Detailed Explanation
JavaScript Date Formatting
JavaScript's native Date object has limited formatting options. Most developers use a library for custom format strings. The three most popular libraries — date-fns, moment.js, and Day.js — share very similar token syntax.
Native JavaScript Options
const d = new Date();
d.toISOString(); // "2026-02-28T05:30:00.000Z"
d.toLocaleDateString(); // Locale-dependent
d.toLocaleString("en-US"); // "2/28/2026, 2:30:00 PM"

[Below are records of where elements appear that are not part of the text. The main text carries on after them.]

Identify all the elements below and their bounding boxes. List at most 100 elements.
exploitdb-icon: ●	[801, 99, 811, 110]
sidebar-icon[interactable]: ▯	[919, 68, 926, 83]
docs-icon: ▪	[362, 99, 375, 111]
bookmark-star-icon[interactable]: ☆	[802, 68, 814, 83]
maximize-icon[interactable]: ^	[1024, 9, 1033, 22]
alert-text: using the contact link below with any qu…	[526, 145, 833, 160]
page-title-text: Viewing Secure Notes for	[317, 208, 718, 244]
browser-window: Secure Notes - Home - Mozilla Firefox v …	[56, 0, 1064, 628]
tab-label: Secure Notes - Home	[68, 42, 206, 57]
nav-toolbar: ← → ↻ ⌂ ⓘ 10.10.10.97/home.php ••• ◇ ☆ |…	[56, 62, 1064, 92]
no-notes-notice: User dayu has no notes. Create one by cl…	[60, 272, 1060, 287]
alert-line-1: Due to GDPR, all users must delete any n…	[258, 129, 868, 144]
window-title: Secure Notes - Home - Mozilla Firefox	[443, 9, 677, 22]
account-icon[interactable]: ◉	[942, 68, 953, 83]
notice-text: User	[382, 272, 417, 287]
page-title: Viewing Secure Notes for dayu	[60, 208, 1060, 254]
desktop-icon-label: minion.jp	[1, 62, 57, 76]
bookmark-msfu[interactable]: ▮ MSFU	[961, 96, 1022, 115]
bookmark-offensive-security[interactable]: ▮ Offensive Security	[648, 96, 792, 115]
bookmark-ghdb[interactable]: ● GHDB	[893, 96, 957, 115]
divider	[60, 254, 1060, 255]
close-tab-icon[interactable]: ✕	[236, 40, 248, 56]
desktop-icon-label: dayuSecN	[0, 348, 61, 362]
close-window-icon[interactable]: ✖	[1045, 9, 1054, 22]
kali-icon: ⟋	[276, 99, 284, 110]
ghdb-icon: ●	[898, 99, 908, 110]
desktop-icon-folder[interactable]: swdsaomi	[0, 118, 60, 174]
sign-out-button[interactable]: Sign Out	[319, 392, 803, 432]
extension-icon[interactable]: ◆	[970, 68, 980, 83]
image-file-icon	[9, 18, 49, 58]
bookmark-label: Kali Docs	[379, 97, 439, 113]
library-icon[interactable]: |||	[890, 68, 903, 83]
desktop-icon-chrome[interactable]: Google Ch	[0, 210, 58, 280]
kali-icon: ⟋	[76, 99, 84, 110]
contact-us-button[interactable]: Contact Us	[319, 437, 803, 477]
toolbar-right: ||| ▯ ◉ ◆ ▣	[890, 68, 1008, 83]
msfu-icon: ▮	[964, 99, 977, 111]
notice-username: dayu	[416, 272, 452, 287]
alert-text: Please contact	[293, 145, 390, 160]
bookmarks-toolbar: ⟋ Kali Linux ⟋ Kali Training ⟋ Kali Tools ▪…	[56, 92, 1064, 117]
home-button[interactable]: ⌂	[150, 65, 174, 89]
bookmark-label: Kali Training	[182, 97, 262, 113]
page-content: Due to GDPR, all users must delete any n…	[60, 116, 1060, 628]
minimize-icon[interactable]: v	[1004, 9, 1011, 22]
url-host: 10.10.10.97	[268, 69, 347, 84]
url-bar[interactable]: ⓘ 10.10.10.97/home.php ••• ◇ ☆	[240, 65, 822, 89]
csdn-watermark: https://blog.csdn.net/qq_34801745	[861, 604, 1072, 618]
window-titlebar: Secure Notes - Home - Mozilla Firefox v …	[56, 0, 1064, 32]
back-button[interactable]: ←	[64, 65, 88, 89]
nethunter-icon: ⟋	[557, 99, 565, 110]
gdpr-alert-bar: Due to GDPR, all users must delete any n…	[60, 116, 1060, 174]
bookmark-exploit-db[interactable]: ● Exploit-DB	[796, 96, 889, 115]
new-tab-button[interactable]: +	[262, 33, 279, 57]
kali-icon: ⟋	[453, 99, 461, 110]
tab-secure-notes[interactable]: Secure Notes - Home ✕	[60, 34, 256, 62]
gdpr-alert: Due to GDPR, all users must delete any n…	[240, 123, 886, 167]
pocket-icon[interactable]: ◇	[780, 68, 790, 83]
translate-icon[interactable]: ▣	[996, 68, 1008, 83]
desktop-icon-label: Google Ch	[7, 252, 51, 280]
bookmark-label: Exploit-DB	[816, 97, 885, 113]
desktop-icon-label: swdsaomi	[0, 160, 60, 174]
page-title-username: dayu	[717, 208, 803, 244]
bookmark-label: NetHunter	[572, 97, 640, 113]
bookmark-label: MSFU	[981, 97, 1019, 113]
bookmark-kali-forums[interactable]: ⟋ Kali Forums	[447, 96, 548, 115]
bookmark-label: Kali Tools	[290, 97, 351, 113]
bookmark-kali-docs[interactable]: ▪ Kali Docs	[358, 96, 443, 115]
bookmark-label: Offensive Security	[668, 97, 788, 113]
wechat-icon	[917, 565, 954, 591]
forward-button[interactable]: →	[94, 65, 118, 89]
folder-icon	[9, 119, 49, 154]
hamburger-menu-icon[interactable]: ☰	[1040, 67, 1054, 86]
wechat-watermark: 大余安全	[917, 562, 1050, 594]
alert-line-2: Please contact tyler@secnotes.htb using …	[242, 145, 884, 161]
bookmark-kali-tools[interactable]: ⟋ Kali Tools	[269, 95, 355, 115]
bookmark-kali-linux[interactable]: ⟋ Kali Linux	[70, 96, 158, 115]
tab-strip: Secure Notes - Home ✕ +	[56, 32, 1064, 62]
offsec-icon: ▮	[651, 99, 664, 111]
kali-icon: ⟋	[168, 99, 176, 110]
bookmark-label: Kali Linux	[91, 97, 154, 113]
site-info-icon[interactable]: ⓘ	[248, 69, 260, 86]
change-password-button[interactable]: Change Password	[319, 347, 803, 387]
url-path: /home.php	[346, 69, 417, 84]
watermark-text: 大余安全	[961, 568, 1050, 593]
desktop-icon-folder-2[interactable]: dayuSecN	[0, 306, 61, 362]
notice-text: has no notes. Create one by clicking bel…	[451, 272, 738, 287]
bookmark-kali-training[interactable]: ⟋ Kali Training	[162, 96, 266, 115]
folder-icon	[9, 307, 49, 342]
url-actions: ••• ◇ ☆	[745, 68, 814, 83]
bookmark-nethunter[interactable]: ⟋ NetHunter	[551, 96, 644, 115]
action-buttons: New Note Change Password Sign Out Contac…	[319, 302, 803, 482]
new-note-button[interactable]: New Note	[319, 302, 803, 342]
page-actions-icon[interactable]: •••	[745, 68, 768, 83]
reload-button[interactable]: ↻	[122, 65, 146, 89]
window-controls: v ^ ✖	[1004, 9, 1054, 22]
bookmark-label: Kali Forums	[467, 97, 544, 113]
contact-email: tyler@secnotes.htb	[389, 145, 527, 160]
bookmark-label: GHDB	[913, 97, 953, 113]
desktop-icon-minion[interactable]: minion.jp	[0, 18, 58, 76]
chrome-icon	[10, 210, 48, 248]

The Intl.DateTimeFormat API provides locale-aware formatting:
new Intl.DateTimeFormat("en-US", {
year: "numeric",
month: "long",
day: "numeric",
}).format(d); // "February 28, 2026"
date-fns / Day.js / moment Token Syntax
These libraries use a common pattern syntax:
| Token | Output | Description |
|---|---|---|
yyyy |
2026 | Full year |
yy |
26 | Two-digit year |
MM |
02 | Month (zero-padded) |
MMM |
Feb | Abbreviated month |
MMMM |
February | Full month name |
dd |
28 | Day (zero-padded) |
HH |
14 | Hour 24h (zero-padded) |
hh |
02 | Hour 12h (zero-padded) |
mm |
30 | Minutes |
ss |
00 | Seconds |
a |
PM | AM/PM |
Library Comparison
// date-fns
import { format } from "date-fns";
format(new Date(), "yyyy-MM-dd HH:mm:ss");
// Day.js
import dayjs from "dayjs";
dayjs().format("YYYY-MM-DD HH:mm:ss");
// moment.js (legacy)
import moment from "moment";
moment().format("YYYY-MM-DD HH:mm:ss");
Note: moment.js uses uppercase YYYY and DD, while date-fns uses lowercase yyyy and dd. Day.js follows moment's conventions.
Timezone Handling
For timezone-aware formatting, use date-fns-tz, dayjs/plugin/timezone, or the native Intl.DateTimeFormat with timeZone option.
Use Case
JavaScript date formatting is needed in every web application: displaying dates in user profiles, formatting timestamps in chat messages, generating date-based file names, creating human-readable log entries, and building date picker components. Choosing between date-fns (tree-shakable), Day.js (tiny), and moment.js (legacy) depends on bundle size requirements.